Kunle Ajibade, a Nigerian journalist and executive editor of The NEWS, was jailed for life in 1995 by late Nigerian Head of State, General Sani Abacha. He was released in 1998 when Abacha died. The literature which came out of this experience was a memoir titled, Jailed for Life: A Reporter’s Prison Notes.
In 1977 Ngugi wa Thiongo was arrested and imprisoned without a charge by the Kenyan government. He was released a year after. However, that experience gave birth to Devil on the Cross, the first novel to be written in his native tongue, Gikuyi. Like Ngugi said, he discovered writing in Gikuyi while in prison by scribbling on a toilet paper. Later, he jokingly told the audience, never go to prison, but if you must, write a novel.

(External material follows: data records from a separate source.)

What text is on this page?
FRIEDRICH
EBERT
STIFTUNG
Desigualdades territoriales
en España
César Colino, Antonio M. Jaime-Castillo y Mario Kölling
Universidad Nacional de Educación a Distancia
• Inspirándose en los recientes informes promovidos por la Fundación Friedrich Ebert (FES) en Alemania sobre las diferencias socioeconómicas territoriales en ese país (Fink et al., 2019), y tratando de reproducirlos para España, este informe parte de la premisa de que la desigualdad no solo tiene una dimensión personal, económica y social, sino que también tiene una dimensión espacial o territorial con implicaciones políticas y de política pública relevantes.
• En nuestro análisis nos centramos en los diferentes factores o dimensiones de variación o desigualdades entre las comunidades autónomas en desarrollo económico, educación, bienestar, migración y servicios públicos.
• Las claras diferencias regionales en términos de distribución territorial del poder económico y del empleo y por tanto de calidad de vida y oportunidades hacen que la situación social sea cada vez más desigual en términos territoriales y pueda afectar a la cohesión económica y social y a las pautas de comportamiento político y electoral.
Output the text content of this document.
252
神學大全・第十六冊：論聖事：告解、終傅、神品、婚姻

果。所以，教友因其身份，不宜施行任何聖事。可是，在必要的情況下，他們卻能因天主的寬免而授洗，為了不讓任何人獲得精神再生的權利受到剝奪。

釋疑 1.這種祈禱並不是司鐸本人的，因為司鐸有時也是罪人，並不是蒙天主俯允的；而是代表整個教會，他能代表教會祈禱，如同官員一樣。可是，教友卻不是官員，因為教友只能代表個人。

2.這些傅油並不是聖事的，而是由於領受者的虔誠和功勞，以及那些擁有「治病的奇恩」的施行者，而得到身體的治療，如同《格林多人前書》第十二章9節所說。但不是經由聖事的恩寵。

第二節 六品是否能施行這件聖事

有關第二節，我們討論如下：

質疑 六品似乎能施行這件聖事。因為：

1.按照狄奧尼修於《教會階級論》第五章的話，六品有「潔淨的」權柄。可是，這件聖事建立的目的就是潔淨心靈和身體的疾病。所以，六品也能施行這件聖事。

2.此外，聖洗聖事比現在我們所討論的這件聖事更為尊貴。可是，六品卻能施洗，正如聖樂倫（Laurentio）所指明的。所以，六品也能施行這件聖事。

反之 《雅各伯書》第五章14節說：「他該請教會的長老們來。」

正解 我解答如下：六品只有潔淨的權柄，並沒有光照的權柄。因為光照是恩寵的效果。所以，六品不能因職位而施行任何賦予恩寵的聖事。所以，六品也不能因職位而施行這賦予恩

When Kunle Ajibade was asked about how he wrote his famous prison notes, he said he was given two books in prison–the Bible and the Quran, and the Chief Prison Warden who had given them to him added a set of 100 leaves exercise book to it. The warder was oblivious he was writing a memoir because he thought the things he was scribbling on the exercise book were bible notes. That was how he was able to write notes which later became the memoir.
Both authors expressed how literature had helped them keep their sanity in prison, and how they have been able to resist dictatorship with their writings.